Researchers use aliases or other hints from the virus, or a mailing address associated with one of the domains involved in the attack, and then scour communities such as Facebook, Twitter, YouTube, wikis, blogs and other sources of user-generated content in the hope that the bad guy used the same alias or email somewhere.
In the already mentioned Koobface example, the Facebook security team conducted a similar study and published the names, photos and other data of people who were suspected of committing the attack. These names were given to the press as part of Operation Name-and-shame.
Most of the technical work is done to protect consumers, but the information is then passed on to law enforcement to help the arrests. When it comes to arrests and trials, it is possible to bet that a significant part of the work has been done in a research laboratory.

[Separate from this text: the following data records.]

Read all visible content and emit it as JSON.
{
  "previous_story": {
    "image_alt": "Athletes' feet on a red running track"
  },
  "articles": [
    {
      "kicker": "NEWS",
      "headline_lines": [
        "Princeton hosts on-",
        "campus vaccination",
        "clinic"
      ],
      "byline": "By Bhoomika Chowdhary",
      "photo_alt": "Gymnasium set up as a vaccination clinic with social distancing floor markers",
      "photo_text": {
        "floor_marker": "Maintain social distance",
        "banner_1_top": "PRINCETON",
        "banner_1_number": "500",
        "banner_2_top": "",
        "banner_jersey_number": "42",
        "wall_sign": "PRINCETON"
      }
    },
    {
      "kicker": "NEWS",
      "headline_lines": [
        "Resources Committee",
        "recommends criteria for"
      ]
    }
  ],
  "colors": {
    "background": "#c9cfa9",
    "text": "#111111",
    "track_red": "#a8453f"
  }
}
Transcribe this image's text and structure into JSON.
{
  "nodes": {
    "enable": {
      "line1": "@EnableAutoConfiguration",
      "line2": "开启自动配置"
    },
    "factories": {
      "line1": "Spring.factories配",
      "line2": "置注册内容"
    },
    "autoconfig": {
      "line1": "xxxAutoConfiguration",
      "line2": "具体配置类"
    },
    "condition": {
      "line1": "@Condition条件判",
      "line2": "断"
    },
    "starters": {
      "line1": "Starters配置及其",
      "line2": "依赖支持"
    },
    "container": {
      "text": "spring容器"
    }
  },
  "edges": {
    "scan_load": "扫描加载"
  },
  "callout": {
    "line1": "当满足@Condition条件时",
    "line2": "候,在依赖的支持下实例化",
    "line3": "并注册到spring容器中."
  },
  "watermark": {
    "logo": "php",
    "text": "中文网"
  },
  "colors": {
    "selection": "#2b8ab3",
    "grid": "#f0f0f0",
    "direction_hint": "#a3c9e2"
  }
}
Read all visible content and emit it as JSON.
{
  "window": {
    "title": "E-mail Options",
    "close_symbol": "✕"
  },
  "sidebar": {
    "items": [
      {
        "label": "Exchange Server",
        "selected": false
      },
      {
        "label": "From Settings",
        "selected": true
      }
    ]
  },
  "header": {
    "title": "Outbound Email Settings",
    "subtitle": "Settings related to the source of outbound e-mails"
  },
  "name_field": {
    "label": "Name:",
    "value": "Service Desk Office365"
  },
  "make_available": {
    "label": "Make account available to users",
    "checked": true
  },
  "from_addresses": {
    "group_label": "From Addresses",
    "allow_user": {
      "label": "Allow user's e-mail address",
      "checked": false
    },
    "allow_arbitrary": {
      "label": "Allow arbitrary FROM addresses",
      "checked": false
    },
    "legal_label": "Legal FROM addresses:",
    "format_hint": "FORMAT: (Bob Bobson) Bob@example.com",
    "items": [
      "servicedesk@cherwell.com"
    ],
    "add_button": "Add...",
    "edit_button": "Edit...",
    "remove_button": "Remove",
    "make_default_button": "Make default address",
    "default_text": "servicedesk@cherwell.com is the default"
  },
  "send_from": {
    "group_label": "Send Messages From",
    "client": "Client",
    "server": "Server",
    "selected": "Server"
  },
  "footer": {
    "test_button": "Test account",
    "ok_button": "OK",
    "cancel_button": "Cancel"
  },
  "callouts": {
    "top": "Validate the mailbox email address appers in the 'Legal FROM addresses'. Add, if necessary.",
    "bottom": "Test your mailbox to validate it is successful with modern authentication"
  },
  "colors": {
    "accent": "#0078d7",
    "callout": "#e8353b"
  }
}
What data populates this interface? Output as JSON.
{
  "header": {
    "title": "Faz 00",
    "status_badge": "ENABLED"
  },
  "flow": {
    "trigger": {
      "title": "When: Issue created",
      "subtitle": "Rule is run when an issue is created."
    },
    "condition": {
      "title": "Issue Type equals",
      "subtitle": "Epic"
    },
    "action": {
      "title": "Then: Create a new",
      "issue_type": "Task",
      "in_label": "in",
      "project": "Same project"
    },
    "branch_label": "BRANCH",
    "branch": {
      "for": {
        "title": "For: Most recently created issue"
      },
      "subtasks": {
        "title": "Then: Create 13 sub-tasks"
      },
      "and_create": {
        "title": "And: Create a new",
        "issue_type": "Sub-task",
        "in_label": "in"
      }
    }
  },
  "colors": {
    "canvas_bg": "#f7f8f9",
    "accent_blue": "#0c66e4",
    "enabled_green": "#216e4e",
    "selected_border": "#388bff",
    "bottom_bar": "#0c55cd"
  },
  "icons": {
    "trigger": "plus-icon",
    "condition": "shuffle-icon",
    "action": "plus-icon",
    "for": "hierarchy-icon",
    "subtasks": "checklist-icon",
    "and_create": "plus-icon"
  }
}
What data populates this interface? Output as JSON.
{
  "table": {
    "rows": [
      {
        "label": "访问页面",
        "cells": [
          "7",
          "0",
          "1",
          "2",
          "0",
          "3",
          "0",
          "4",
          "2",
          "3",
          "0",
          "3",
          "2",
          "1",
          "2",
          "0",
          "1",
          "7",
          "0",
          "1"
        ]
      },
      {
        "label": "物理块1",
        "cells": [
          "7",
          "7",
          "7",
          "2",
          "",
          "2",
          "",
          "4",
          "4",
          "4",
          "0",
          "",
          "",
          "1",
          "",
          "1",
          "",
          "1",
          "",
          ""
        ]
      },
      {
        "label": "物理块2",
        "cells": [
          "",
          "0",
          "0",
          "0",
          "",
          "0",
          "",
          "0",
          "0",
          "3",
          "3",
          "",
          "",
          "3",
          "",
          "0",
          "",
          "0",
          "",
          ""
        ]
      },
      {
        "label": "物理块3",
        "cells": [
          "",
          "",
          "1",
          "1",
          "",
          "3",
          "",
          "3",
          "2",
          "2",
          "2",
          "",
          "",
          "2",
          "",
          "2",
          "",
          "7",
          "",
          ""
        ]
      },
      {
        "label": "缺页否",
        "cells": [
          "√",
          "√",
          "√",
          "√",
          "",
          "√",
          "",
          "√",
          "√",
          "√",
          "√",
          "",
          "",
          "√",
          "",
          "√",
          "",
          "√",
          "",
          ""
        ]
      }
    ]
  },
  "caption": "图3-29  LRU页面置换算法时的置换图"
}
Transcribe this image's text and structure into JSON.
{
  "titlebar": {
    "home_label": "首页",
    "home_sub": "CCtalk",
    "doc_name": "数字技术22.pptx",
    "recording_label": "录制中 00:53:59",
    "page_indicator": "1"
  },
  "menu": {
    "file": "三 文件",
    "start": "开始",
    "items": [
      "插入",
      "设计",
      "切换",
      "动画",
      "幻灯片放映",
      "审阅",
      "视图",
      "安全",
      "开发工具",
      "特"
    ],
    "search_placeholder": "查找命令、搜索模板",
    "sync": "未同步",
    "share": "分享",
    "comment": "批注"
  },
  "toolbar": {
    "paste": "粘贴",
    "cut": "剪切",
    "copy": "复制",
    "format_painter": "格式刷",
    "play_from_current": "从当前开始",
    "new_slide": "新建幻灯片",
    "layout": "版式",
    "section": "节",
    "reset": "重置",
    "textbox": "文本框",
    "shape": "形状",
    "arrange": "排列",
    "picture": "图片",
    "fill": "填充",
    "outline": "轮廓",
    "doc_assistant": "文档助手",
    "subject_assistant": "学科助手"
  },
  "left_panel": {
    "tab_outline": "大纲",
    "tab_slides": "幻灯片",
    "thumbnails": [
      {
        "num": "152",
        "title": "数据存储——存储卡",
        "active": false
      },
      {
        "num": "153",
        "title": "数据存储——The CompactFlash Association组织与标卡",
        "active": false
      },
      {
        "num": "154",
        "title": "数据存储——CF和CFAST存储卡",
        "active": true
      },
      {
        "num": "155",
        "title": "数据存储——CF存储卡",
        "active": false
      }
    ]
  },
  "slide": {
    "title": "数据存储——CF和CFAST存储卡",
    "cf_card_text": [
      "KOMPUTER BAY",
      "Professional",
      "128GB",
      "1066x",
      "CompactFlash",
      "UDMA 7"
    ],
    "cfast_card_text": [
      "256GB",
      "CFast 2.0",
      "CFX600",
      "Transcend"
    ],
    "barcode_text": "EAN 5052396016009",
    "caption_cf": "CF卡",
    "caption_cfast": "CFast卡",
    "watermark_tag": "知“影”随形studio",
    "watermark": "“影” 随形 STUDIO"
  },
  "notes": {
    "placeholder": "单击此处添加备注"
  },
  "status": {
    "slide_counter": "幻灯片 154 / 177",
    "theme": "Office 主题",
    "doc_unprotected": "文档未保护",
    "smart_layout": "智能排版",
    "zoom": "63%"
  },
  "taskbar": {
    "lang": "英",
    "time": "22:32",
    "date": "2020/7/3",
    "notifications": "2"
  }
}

“Identification of hackers and arrests are not necessarily part of the original operation. But when the laboratory acts to protect the ecosystem and discovers something important, the results can be passed on to law enforcement to take legal action,” Williams added.
He also reiterated that the work must be done at a high level, as it will be shown in court and must be trusted by lawyers.
Researchers often complain about the low speed of police investigations, especially when it comes to more dangerous attacks like banking Trojans. It was the turtles that forced Facebook to move to public action in the case of Koobface, but Williams noted that things are gradually getting better.
“There is definitely a need to harmonize laws in different countries. Criminals know where the laws are softer on their part and what to do to avoid being noticed and arrested. But law enforcement agencies are increasingly aware of how to conduct such investigations.
We’ve seen successful cases that have successfully used existing laws that are not specifically against cybercrime,” he added, referring to the Zotob case, in which criminals were jailed for money laundering, fraud and tax evasion.
“It’s a natural evolution of defense to adapt to change and begin to disrupt botnets and find their organizers. Without disabling botnets, criminals earn money and can invest it in future attacks.
Without changing the law, the game is one gate away. But now we seem to be approaching a point where the defenders of peace have the experience of cooperation, the connections and technologies that have been established, and cooperation with law enforcement to move the game to the other half of the field,” concludes Williams.